By Henry Srebrnik, [Moncton, NB] Times & Transcript
Why is the United States so intent on picking a fight with Russia, while placating Iran, a much greater threat to world peace and the rules-based international order?
Russia is at the most an irredentist power, having lost much of what used to be the Soviet Union. It is trying to gain leverage over Ukraine on behalf of the ethnic Russian majority living in Luhansk and Donetsk in the east of the country. It’s the reason that Moscow annexed Russian-majority Crimea, until 1954 not even part of Ukraine, in 2014.
On the other hand, Iran is an expansionist state, striving for hegemony over the Middle East. Tehran has succeeded in establishing itself firmly inside Lebanon, Syria, Iraq, and Yemen and has proxies there fighting on its behalf, while it also threatens Saudi Arabia and the Persian Gulf states.
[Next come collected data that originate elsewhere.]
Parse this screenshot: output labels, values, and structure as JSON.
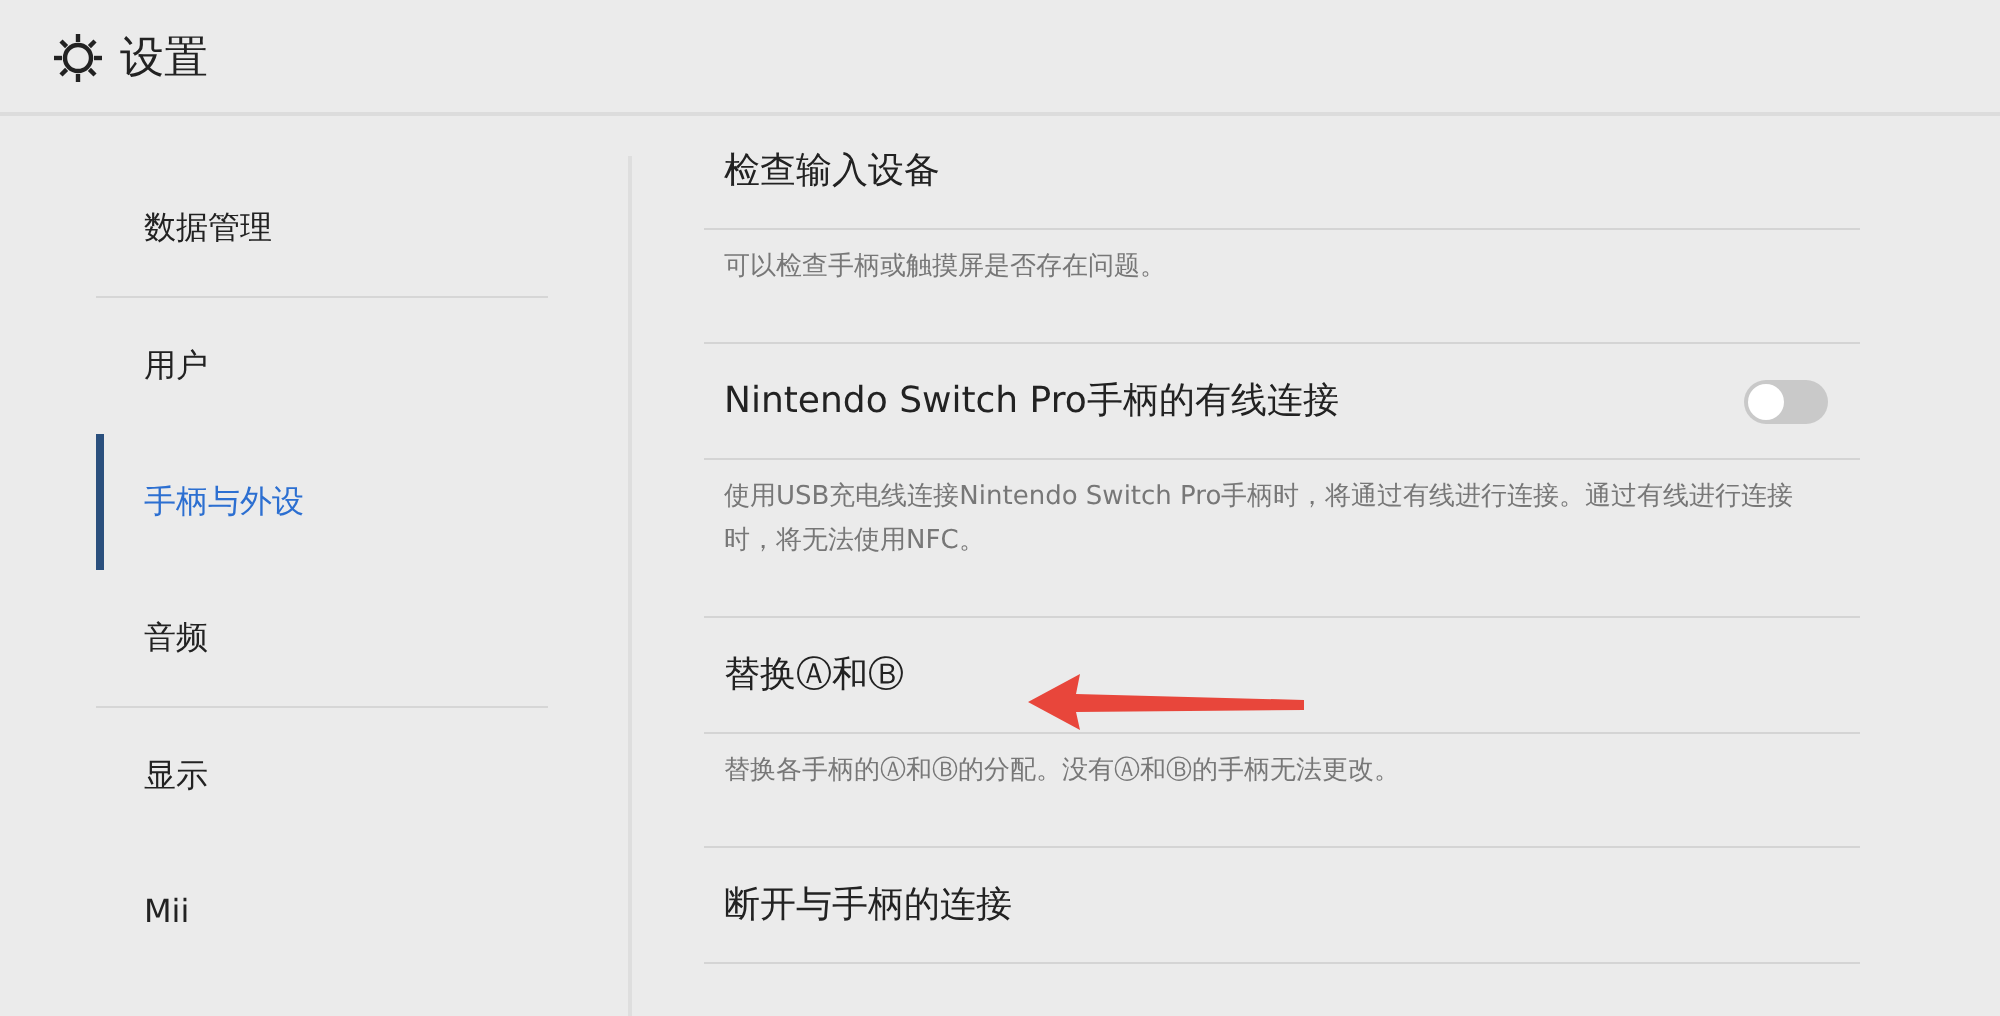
{
  "header": {
    "title": "设置"
  },
  "sidebar": {
    "items": [
      {
        "label": "数据管理",
        "selected": false,
        "divider_after": true
      },
      {
        "label": "用户",
        "selected": false,
        "divider_after": false
      },
      {
        "label": "手柄与外设",
        "selected": true,
        "divider_after": false
      },
      {
        "label": "音频",
        "selected": false,
        "divider_after": true
      },
      {
        "label": "显示",
        "selected": false,
        "divider_after": false
      },
      {
        "label": "Mii",
        "selected": false,
        "divider_after": false
      }
    ]
  },
  "content": {
    "rows": [
      {
        "kind": "option",
        "title": "检查输入设备"
      },
      {
        "kind": "description",
        "text": "可以检查手柄或触摸屏是否存在问题。"
      },
      {
        "kind": "option",
        "title": "Nintendo Switch Pro手柄的有线连接",
        "toggle": {
          "on": false
        }
      },
      {
        "kind": "description",
        "text": "使用USB充电线连接Nintendo Switch Pro手柄时，将通过有线进行连接。通过有线进行连接时，将无法使用NFC。"
      },
      {
        "kind": "option",
        "title": "替换Ⓐ和Ⓑ"
      },
      {
        "kind": "description",
        "text": "替换各手柄的Ⓐ和Ⓑ的分配。没有Ⓐ和Ⓑ的手柄无法更改。"
      },
      {
        "kind": "option",
        "title": "断开与手柄的连接"
      }
    ]
  }
}
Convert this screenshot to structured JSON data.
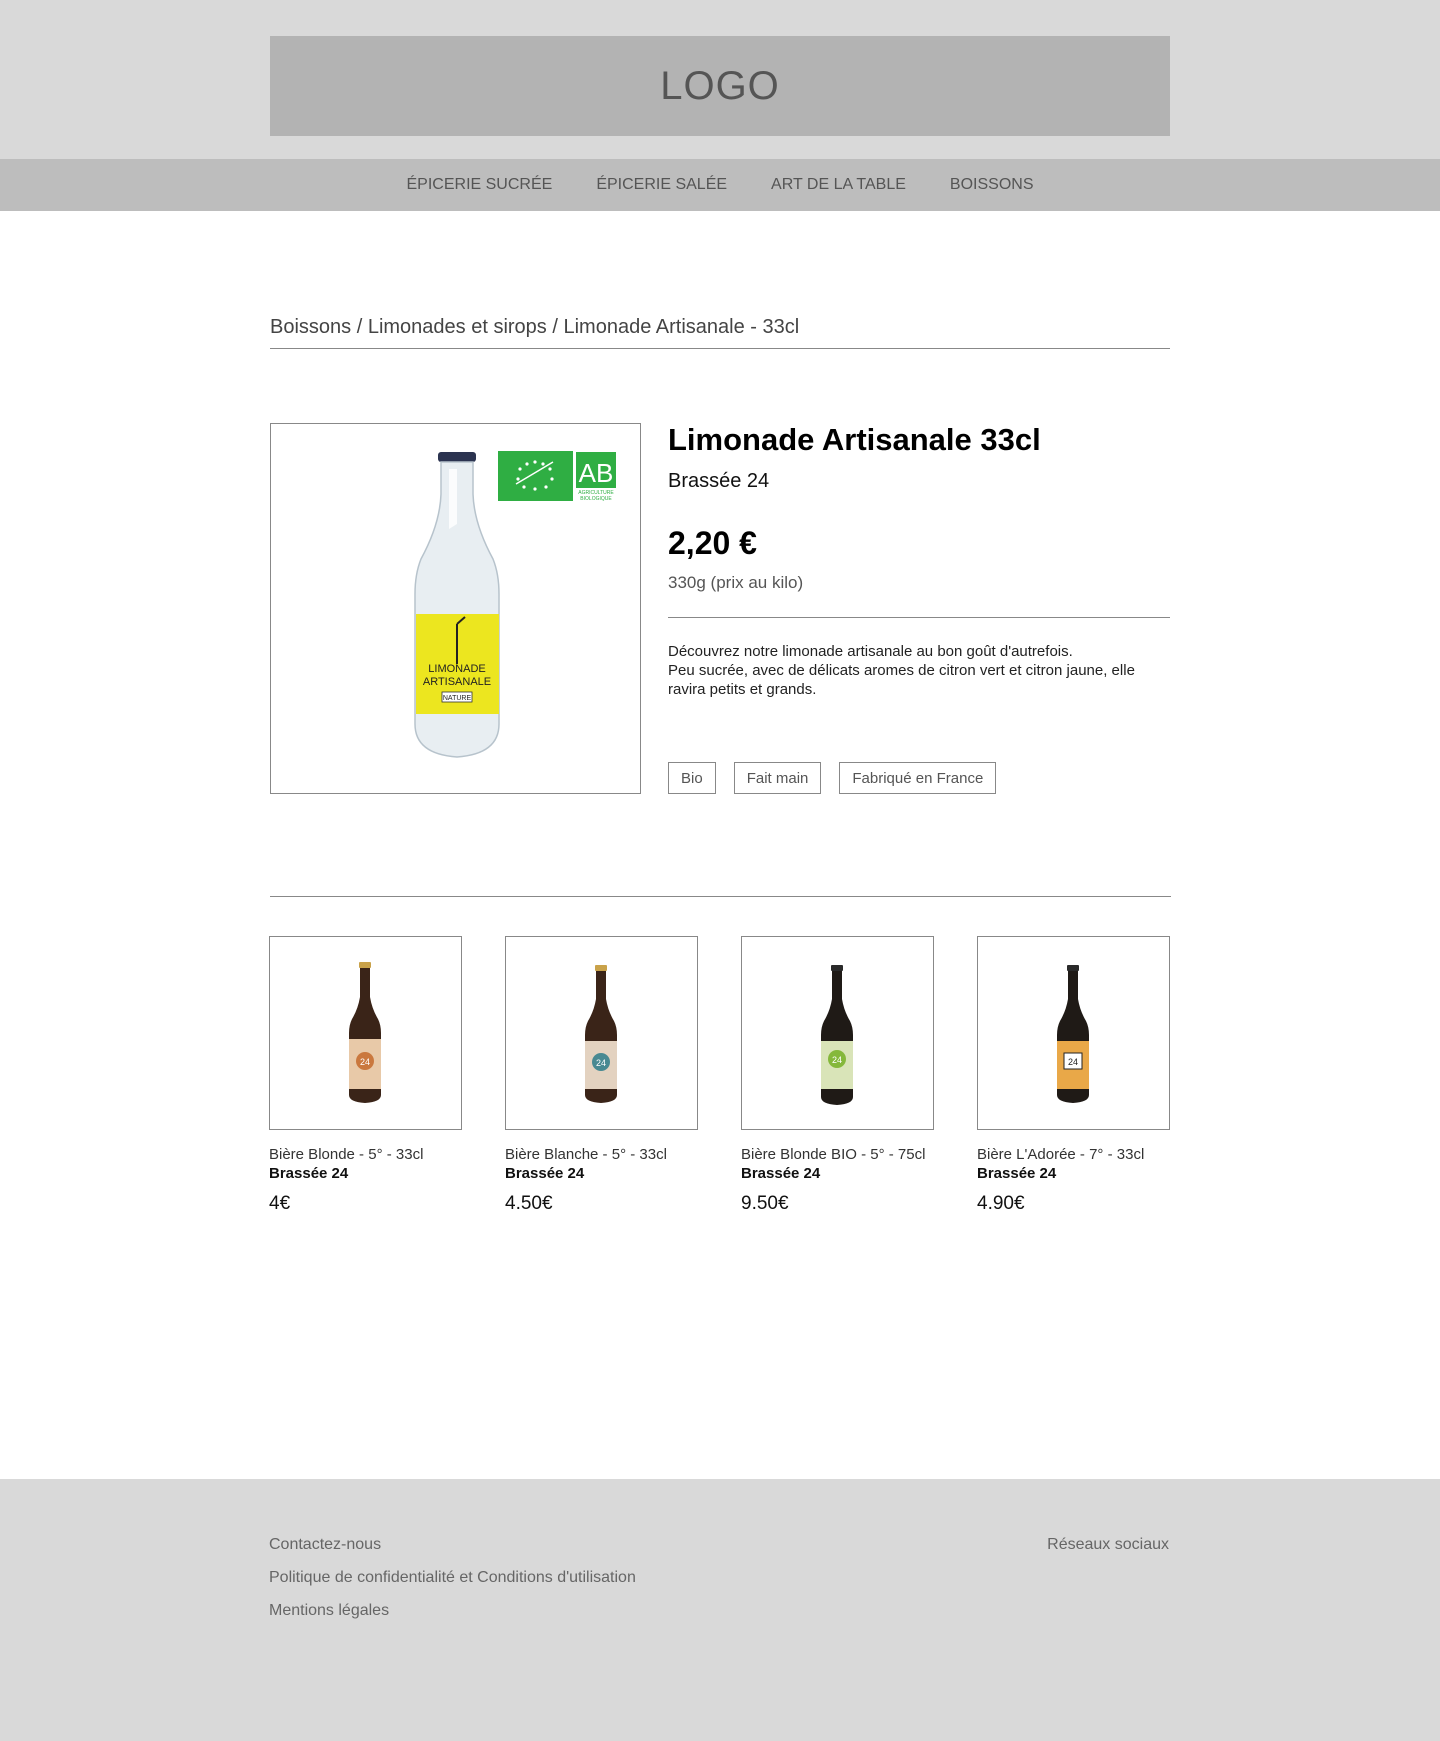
{
  "header": {
    "logo_text": "LOGO"
  },
  "nav": {
    "items": [
      {
        "label": "ÉPICERIE SUCRÉE"
      },
      {
        "label": "ÉPICERIE SALÉE"
      },
      {
        "label": "ART DE LA TABLE"
      },
      {
        "label": "BOISSONS"
      }
    ]
  },
  "breadcrumb": {
    "text": "Boissons / Limonades et sirops / Limonade Artisanale - 33cl"
  },
  "product": {
    "title": "Limonade Artisanale 33cl",
    "brand": "Brassée 24",
    "price": "2,20 €",
    "unit_price": "330g (prix au kilo)",
    "description_line1": "Découvrez notre limonade artisanale au bon goût d'autrefois.",
    "description_line2": "Peu sucrée, avec de délicats aromes de citron vert et citron jaune, elle ravira petits et grands.",
    "bottle_label_line1": "LIMONADE",
    "bottle_label_line2": "ARTISANALE",
    "bottle_label_tag": "NATURE",
    "organic_badge": {
      "letters": "AB",
      "caption_line1": "AGRICULTURE",
      "caption_line2": "BIOLOGIQUE",
      "color": "#2fae43"
    },
    "tags": [
      {
        "label": "Bio"
      },
      {
        "label": "Fait main"
      },
      {
        "label": "Fabriqué en France"
      }
    ],
    "label_color": "#ece61f"
  },
  "related": [
    {
      "name": "Bière Blonde  - 5° - 33cl",
      "brand": "Brassée 24",
      "price": "4€",
      "label_color": "#e8c9a8",
      "badge": "24"
    },
    {
      "name": "Bière Blanche  - 5° - 33cl",
      "brand": "Brassée 24",
      "price": "4.50€",
      "label_color": "#e3d2c0",
      "badge": "24"
    },
    {
      "name": "Bière Blonde BIO  - 5° - 75cl",
      "brand": "Brassée 24",
      "price": "9.50€",
      "label_color": "#d9e4b8",
      "badge": "24"
    },
    {
      "name": "Bière L'Adorée  - 7° - 33cl",
      "brand": "Brassée 24",
      "price": "4.90€",
      "label_color": "#e9a848",
      "badge": "24"
    }
  ],
  "footer": {
    "contact": "Contactez-nous",
    "privacy": "Politique de confidentialité et Conditions d'utilisation",
    "legal": "Mentions légales",
    "social": "Réseaux sociaux"
  }
}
The Islamic Republic’s intent has never wavered: the overthrow of the regional regimes and the destruction of Israel. It makes no secret of this and has said so countless times, and it may yet follow through should it acquire the nuclear capability to do so. And then what?
Even without nuclear weapons, Iran is wreaking havoc across the Middle East. It is already one of the world’s top missile producers, and its arsenal is the largest and most diverse in the Middle East. The Islamic Republic has thousands of ballistic missiles, according to U.S. intelligence assessments. They can reach as far as 2,100 kilometres in any direction. Tehran has shown no willingness to barter over its missiles as it has with its nuclear program.
“Iran created a network of regional proxies from scratch --its own alliance system,” Michael Eisenstadt, director of the Military and Security Studies Program at the Washington Institute for Near East Policy, writes. “It’s the most cohesive alliance system in the region.”
There is currently an array of ever-evolving front groups in Iraq and Syria as the Islamic revolution cobbles together military umbrella movements, depending on its needs.
The Iraqi Popular Mobilization Forces has allowed Tehran to control much of Iraq, while Syria has always been the hub and the arm of the Islamic Revolution, which is why Iran’s Supreme Leader Ali Khamenei can not allow Syrian President Bashar Assad’s regime to collapse.
Tehran has been deploying its military resources as close to Israel and in as dispersed a fashion as possible. This has meant ensuring each front in the region possesses massive arsenals of Iranian missiles, drones, and other armaments.
In Lebanon, Hezbollah, an arm of Iran, has a stranglehold on the country. Its entire leadership, including its current secretary-general, Hassan Nasrallah, are Iranian allies.
It controls more weaponry than the government does, with at least 130,000 missiles and rockets aimed at Israel. In a Dec. 27 interview, Nasrallah announced the group now has twice as many precision-guided missiles as it had a year earlier.
The Houthi Ansar Allah front in Yemen will likely become the new tool to attempt to overthrow the Persian Gulf states. It is already responsible for attacks on Saudi Arabia. Using drones and missiles, the Houthis have launched attacks on Saudi airports, oil facilities and military sites.
The United Arab Emirates, which last year normalized relations with Israel under the Abraham Accords, recently came under fire. It intercepted two ballistic missiles over Abu Dhabi that were fired by the Houthis Jan. 24. This came a week after another Houthi drone-and-missile attack on Abu Dhabi.
In another Gulf state, Shi’a-majority Bahrain, which is ruled by a Sunni dynasty, Tehran has supported the Islamic Front for the Liberation of Bahrain. In 2019 a Bahraini court convicted 139 people of forming a terrorist cell inside Bahrain with help from Iran.
Iran is also attacking Americans in the region. Last summer, shortly after Ebrahim Raisi was elected Iran’s new president, pro-Iranian militias launched drones at U.S. bases. In January, four rockets slammed into the Green Zone in Baghdad, the site of the U.S. embassy. Five rockets also landed near the Ain al-Assad base in Iraq, while eight struck a U.S. base in northeastern Syria.
All this is happening while our attention remains focused on Russia. The Biden administration needs a more robust policy towards Iran.